Henri-Jean Guillaume Martin
Henri Jean Guillaume Martin ( born August 2, 1860 in Toulouse, France, † November 12, 1943 in Labastide -du -Vert, France) was a French Impressionist painter.
Henri Martin enjoyed great popularity as a painter in his lifetime, although his work is not considered a neo- impressionist as groundbreaking. With his works he exercised influence on various art movements and their representatives - by primitivism about Divisionists up to the symbolism. Over time, developed a unique painting style, which introduced the design of color in the foreground, with a more impressionistic brushwork, which he had come to the fore in the image segmentation increasingly open spaces.
Henri Martin ( Henri -Jean Guillaume Martin ) was the son of a carpenter Toulouse. His mother was of Italian descent. Martin was able to convince his father to become an artist and studied from 1877 at the Toulouse Academy of Fine Arts ( École supérieure des beaux -arts de Toulouse) under Jules Garipuy. 1879 Henri Martin could go Thanks to a scholarship to Paris and study under Jean -Paul Laurens. Just four years later he received his first medal at the Paris Salon.

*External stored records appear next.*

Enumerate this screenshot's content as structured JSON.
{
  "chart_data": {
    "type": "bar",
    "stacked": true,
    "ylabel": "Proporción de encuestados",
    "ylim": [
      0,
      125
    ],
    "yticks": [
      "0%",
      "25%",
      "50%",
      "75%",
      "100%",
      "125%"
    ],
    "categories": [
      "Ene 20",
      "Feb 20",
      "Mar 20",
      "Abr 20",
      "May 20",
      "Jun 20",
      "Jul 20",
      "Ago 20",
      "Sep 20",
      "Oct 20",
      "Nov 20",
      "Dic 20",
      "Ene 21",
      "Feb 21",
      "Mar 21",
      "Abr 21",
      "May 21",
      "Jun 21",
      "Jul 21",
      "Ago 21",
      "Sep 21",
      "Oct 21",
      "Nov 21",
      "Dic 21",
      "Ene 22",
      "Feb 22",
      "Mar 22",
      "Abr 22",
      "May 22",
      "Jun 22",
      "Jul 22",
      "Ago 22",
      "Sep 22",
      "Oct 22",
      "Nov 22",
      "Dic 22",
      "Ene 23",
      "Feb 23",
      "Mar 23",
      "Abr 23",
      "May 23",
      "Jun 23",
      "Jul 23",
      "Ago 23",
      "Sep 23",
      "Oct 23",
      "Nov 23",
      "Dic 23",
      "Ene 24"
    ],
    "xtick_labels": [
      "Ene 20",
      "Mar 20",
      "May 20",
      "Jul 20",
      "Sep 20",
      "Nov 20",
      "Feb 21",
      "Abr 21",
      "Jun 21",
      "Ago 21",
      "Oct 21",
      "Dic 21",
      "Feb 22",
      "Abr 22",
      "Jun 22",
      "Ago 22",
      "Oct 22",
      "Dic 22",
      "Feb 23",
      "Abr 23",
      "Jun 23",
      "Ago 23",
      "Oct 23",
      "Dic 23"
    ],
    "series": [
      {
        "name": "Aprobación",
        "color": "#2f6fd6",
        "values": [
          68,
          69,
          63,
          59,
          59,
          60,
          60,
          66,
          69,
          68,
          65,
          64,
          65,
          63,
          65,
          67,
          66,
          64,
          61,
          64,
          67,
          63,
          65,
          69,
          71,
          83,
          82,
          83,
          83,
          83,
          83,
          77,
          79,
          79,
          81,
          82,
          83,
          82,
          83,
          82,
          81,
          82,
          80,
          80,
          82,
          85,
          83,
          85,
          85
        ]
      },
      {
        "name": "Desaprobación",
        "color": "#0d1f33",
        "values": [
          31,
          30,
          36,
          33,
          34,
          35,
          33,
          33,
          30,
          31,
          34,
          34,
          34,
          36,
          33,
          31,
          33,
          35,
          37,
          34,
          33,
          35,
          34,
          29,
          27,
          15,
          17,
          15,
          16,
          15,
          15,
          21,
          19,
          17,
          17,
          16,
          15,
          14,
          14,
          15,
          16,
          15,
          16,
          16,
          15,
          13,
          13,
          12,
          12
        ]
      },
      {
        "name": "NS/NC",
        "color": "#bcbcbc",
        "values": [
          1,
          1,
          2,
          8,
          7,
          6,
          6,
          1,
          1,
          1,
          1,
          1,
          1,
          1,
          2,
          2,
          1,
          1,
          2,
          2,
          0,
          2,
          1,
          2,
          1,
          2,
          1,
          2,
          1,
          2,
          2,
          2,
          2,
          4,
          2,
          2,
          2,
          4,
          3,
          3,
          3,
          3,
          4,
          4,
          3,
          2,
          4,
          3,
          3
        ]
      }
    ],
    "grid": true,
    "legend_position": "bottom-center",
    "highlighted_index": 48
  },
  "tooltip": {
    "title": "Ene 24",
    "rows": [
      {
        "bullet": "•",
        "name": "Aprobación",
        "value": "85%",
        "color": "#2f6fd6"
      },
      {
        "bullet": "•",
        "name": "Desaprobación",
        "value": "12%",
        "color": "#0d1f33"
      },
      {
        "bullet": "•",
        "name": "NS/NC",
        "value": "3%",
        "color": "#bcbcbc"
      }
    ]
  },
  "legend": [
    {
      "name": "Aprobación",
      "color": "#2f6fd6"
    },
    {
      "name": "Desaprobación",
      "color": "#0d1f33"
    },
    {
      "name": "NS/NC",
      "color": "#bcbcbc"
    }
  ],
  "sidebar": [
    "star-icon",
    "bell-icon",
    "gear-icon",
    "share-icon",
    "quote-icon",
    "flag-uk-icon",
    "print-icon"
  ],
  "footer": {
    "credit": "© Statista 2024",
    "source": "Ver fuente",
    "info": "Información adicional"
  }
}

1885 Martin received a scholarship for a study tour of Italy, where he studied the works of old masters such as Giotto or Masaccio together with Edmond Aman -Jean and Ernest Laurent, where he developed his own style, which was characterized by short brush strokes.
In 1886 he was able to realize his first exhibition at the Paris Salon in 1889, where he received a pointillist painting the gold medal. In the same year he became a member of the Legion of Honour. As a Neo -Impressionist, he painted unusually large images and reaped so in 1896 with a solo exhibition at the gallery in Paris Mancini great acclaim. He received commissions for murals for the Paris City Hall (1895 ) or the Capitol in Toulouse ( 1903/1906 ) and won at the World Exhibition of 1900 for his work the big prize. At that time he also joined friendship with Auguste Rodin.
Since he was a rather introverted person, Martin finally decided to move away from Paris. After searching for years for the ideal location, he bought a house in Marquayrol, La Bastide du Vert surveyed in Cahors. In this new, peaceful environment he created his best works, and died there in 1943.